There was the time that Lt. Blandhard and his crew were unable to go to a fire because a guard wouldn’t let them out without a trip ticket.


Mention should be made of some of the outstanding developments of men of this field:

(a) Use of the modified unit personnel system on this Base––put into effect by M/Sgt. Stemem. Made possible handling of all personnel matters in one central location.
(b) T/Sgt. James Ross developed new type canvas doors instead of old hangar
(c) T/Sgt. Henry Huber and Cpl Elmon Miller’constructed a transmission jack from miscellaneous metal parts.
(d) T/Sgt. James Roberts fashioned a lock for the boom to fit into when a
crane is moved to a new location. Another development by Roberts is that of moving a grease cup for greasing of the clutch throw-out bearings on the forklift from
its position under the floorboard to a position above the floorboard.
(e) In the Chemical Warfare Section was developed a new wind vane; also an anti-personnel incendiary grenade, by modifying an M-14 incendiary grenade.
(f) The 2022nd QM Truck Co. inaugruated convoying materials directly to France. Pictures in Yank, a week ago.
(g) The cold spell in the winter of 1944-45, coldest in England in more than 50 years, but did not materially hamper operations.
(h) More than 1,000,000 pounds of supplies were shipped and received in 1 day.

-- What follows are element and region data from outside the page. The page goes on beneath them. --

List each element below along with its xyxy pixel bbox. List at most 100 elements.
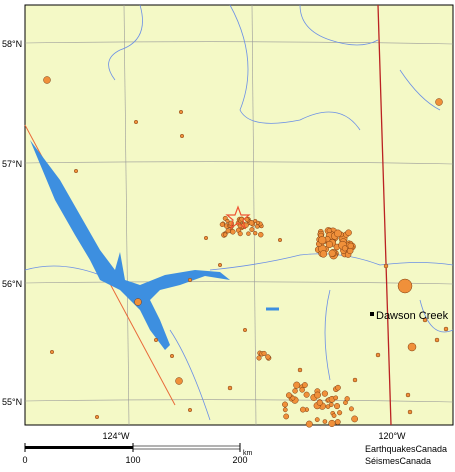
earthquake — [203, 235, 209, 241]
earthquake — [407, 409, 413, 415]
earthquake — [242, 327, 248, 333]
earthquake — [405, 392, 411, 398]
earthquake — [305, 420, 313, 428]
earthquake — [321, 390, 328, 397]
credit: SéismesCanada — [365, 456, 431, 466]
earthquake — [253, 231, 258, 236]
lat-label: 58°N — [2, 39, 22, 49]
earthquake — [187, 277, 193, 283]
border — [377, 4, 392, 426]
earthquake — [345, 229, 352, 236]
earthquake — [328, 249, 336, 257]
earthquake — [316, 399, 323, 406]
earthquake — [94, 414, 100, 420]
earthquake — [375, 352, 381, 358]
scale-label: 0 — [22, 455, 27, 465]
earthquake — [435, 98, 443, 106]
earthquake — [187, 407, 193, 413]
earthquake — [246, 231, 251, 236]
earthquake — [352, 377, 358, 383]
lat-label: 56°N — [2, 279, 22, 289]
earthquake — [397, 278, 413, 294]
graticule — [24, 4, 454, 426]
earthquake — [225, 218, 230, 224]
scale-bar — [24, 443, 241, 452]
earthquake — [344, 396, 350, 402]
earthquake — [257, 231, 264, 238]
earthquake — [319, 250, 328, 258]
earthquake — [179, 133, 185, 139]
earthquakes — [43, 76, 449, 428]
earthquake — [265, 354, 271, 360]
earthquake — [222, 232, 228, 237]
earthquake — [333, 395, 339, 401]
earthquake — [253, 218, 258, 224]
earthquake — [292, 388, 298, 394]
earthquake — [261, 350, 267, 357]
earthquake — [248, 219, 255, 226]
earthquake — [133, 119, 139, 125]
earthquake — [322, 419, 328, 424]
earthquake — [443, 326, 449, 332]
earthquake — [348, 406, 354, 412]
earthquake — [334, 229, 342, 238]
earthquake — [341, 245, 348, 252]
city-label: Dawson Creek — [376, 310, 449, 322]
earthquake — [299, 406, 306, 413]
earthquake — [347, 242, 354, 249]
earthquake — [219, 221, 225, 227]
earthquake — [230, 229, 236, 235]
earthquake — [49, 349, 55, 355]
earthquake — [318, 236, 327, 245]
earthquake — [331, 413, 337, 419]
earthquake — [334, 419, 341, 425]
earthquake — [301, 382, 308, 388]
earthquake — [282, 401, 288, 408]
earthquake — [217, 262, 223, 268]
earthquake — [337, 410, 343, 416]
earthquake — [43, 76, 51, 84]
city-marker — [370, 312, 374, 316]
largest-event — [225, 205, 251, 230]
earthquake — [351, 415, 359, 423]
scale-unit: km — [243, 450, 253, 457]
earthquake — [328, 402, 334, 408]
earthquake — [277, 237, 283, 243]
earthquake — [178, 109, 184, 115]
scale-label: 200 — [232, 455, 247, 465]
earthquake — [169, 353, 175, 359]
earthquake — [328, 419, 336, 427]
earthquake — [293, 381, 301, 389]
lat-label: 55°N — [2, 397, 22, 407]
earthquake — [297, 367, 303, 373]
earthquake — [299, 387, 305, 393]
earthquake — [227, 385, 233, 391]
earthquake — [73, 168, 79, 174]
earthquake — [333, 403, 341, 410]
earthquake — [383, 263, 389, 269]
lon-label: 120°W — [378, 431, 406, 441]
earthquake — [256, 355, 262, 361]
earthquake — [175, 377, 183, 385]
credit: EarthquakesCanada — [365, 444, 447, 454]
earthquake — [434, 337, 440, 343]
earthquake — [325, 240, 333, 249]
earthquake — [249, 227, 255, 233]
earthquake — [282, 407, 288, 413]
earthquake — [237, 231, 243, 237]
rivers — [24, 4, 454, 421]
earthquake — [303, 391, 310, 398]
earthquake — [407, 342, 417, 352]
earthquake — [283, 413, 290, 420]
earthquake — [153, 337, 159, 343]
earthquake — [225, 228, 231, 234]
earthquake — [335, 384, 341, 391]
earthquake — [314, 391, 321, 399]
earthquake — [285, 392, 292, 399]
earthquake — [290, 395, 296, 401]
scale-label: 100 — [125, 455, 140, 465]
earthquake — [422, 317, 428, 323]
earthquake — [134, 298, 142, 306]
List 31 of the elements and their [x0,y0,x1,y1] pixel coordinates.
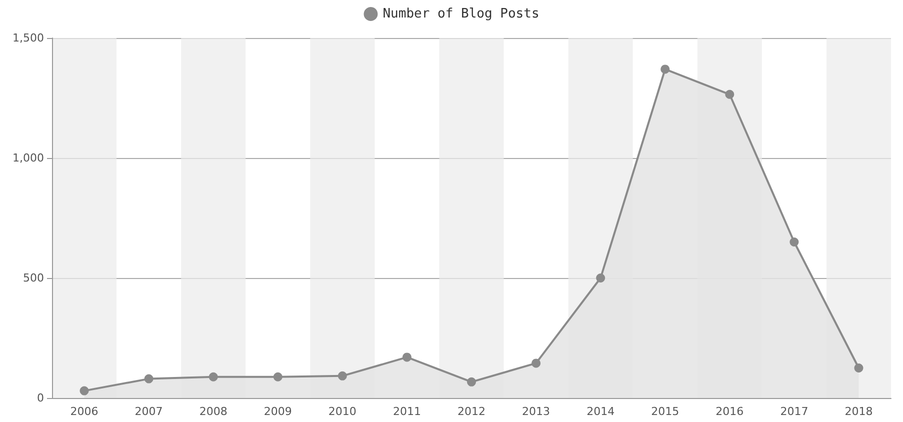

Men of Sec. 1 that are in charge of various departments of this base:

M/Sgt. Lott. . . . . . . . .Administration Section
M/Sgt. Horney. . . . . . . .Depot Supply Office
M/Sgt. Hilton &T/Sgt. Charley-Overseas Section1
M/Sgt. Stone . . . . . . . .Stock Records
1st Sgt. Bailey. . . . . . .Air Corps Transportation
T/Sgt. Guilds. . . . . . . .Air Corps Transportation
S/Sgt. Armstrong & Abshure..A.O.G. and Teletype Section
S/Sgt. Harvey & Walter Heyner.Typewriter Repair
S/Sgt. Equale. . . . . . . .Depot Message Center
S/Sgt. Sharff. . . . . . . .Depot Personnel2
Sgt.   Guelker . . . . . . .Statistical Control
Sgt.   Prendergast . . . . .Central Files

1 handwritten on this line: “My bosses from Dec. ’44 to Nov. 45 ”
2 handwritten on this line: “My Boss from April ’44 to Dec. ’44.”